Several of the key surveillance reforms unveiled by US President Barack Obama face complications that could muddy the proposals’ lawfulness, slow their momentum in the US Congress and saddle the government with heavy costs and bureaucracy, legal experts say.
Despite Obama’s plans to shift the US National Security Agency’s (NSA) mass storage of Americans’ bulk telephone records elsewhere, telephone companies do not want the responsibility, and the government could face privacy and structural hurdles in relying on any other entity to store the data.
Constitutional analysts also question the legal underpinning of Obama’s commitment to setting up an advisory panel of privacy experts to intervene in some proceedings of the secret US Foreign Intelligence Surveillance Court, which oversees the NSA’s data mining operations. Obama has asked Congress to set up such a panel, but senior federal judges already oppose the move, citing practical and legal drawbacks.

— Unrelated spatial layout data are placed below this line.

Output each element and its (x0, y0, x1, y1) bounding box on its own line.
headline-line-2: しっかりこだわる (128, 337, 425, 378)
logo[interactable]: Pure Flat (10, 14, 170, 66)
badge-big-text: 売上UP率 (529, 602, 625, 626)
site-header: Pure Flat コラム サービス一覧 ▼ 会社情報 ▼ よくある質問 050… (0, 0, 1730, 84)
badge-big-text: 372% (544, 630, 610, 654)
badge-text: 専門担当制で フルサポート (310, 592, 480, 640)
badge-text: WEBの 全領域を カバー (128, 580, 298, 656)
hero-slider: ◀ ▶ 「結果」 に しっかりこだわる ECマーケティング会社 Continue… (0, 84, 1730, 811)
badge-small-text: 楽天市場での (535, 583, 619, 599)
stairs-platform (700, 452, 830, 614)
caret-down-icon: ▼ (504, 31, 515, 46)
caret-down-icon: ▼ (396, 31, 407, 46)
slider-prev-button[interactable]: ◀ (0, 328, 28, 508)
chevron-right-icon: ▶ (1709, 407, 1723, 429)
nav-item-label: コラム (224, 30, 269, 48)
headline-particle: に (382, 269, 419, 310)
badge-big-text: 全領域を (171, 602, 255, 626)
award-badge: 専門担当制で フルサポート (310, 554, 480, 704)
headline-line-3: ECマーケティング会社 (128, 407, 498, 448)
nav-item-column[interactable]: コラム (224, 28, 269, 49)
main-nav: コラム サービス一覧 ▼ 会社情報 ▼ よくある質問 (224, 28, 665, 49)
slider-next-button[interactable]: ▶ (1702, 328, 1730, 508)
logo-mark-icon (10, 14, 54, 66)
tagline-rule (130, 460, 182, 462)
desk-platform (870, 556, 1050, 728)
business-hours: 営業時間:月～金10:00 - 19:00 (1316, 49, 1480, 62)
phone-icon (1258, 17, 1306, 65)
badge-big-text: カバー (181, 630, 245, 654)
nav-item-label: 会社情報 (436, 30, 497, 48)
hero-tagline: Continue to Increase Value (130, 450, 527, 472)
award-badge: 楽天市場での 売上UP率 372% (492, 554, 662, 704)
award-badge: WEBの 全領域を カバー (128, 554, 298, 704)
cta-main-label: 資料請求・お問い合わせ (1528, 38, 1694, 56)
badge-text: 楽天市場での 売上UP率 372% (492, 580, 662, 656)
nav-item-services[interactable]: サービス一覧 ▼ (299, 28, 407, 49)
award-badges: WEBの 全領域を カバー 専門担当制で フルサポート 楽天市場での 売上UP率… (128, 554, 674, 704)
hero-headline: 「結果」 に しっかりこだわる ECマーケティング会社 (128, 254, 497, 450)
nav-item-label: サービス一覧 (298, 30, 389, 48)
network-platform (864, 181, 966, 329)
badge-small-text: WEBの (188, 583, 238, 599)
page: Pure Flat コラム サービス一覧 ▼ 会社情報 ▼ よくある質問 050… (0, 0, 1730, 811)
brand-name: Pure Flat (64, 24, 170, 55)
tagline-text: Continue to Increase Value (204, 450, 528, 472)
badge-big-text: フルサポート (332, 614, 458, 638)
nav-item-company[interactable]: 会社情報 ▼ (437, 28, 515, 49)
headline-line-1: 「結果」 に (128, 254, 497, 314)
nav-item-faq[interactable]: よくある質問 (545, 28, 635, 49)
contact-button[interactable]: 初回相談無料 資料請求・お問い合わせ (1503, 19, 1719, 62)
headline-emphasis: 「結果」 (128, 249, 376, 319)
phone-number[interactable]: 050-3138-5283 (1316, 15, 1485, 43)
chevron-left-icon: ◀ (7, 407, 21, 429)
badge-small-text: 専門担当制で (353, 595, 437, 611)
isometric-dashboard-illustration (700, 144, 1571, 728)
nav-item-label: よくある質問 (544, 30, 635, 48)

The secret courts now operate with only the government making its case to a federal judge for examining someone’s telephone data. Civil libertarians have called for a voice in the room that might offer the judge an opposing view.
“The devil is in the details of how the government collects and retains phone records, and I think we’re going to see pretty quickly the lack of specificity behind some of the president’s promises,” American Civil Liberties Union executive director Anthony Romero said.
The surveillance programs have been under fire since former NSA analyst Edward Snowden absconded with an estimated 1.7 million documents related to surveillance and other NSA operations, giving the documents to journalists around the world. Revelations in the documents sparked a furor over whether Americans have been giving up privacy protections in exchange for intelligence-gathering on terrorism.
The revelations about US surveillance programs have also damaged US relations with key allies, including Germany, following reports that the NSA had monitored communications of European citizens — even listening in on German Chancellor Angela Merkel’s cellphone.
Obstacles to enacting Obama’s plans are expected to mount quickly as administration officials and legislators grapple over what sort of entity will oversee the calling records swept up by the NSA. Obama ordered the US Department of Justice and intelligence officials to devise a plan within the next two months.
Privacy advocates also questioned the administration’s silence on what it will do with hundreds of millions of telephone records, at minimum, that are now kept on file in government inventories.
Citing the NSA’s plans to build a vast data storage facility in Utah, Romero said: “There was nothing in the president’s speech about what’s already in the government’s hands.”
Obama’s task force, the Review Group on Intelligence and Communications Technologies, had recommended cutting the time that the NSA could retain private records from five to two years. However, Obama’s proposals do not address the issue of duration, leaving those records still in NSA control for the foreseeable future.
Who or what takes over the storage of private telephone records is also at issue. Telephone company executives and their lawyers have bluntly told administration officials they do not want to become the NSA’s data minders. Cellular industry executives prefer the NSA keep control over the surveillance program and would only accept changes if they were legally required and spelled out in legislation.
Even with broader legal protections to shield telephone companies from liability, the corporations are wary of being forced to standardize their own data collection to conform to the NSA’s needs. Telecoms already retain various forms of customer records, but the duration of their storage and the kinds of records they keep vary from less than two years, for firms including Verizon, US Cellular and Sprint, to seven to 10 years, for T-Mobile.
Shifting control of telephone metadata from the NSA to cellular providers would cost the government in excess of US$60 million, according to government estimates.
However, telecom executives say the need to build new technical infrastructure and add more staff to contend with records demands would cost far more.
Legal experts say that hiring a private firm or creating a new independent entity to store and oversee the NSA’s telephone records is an even greater hurdle.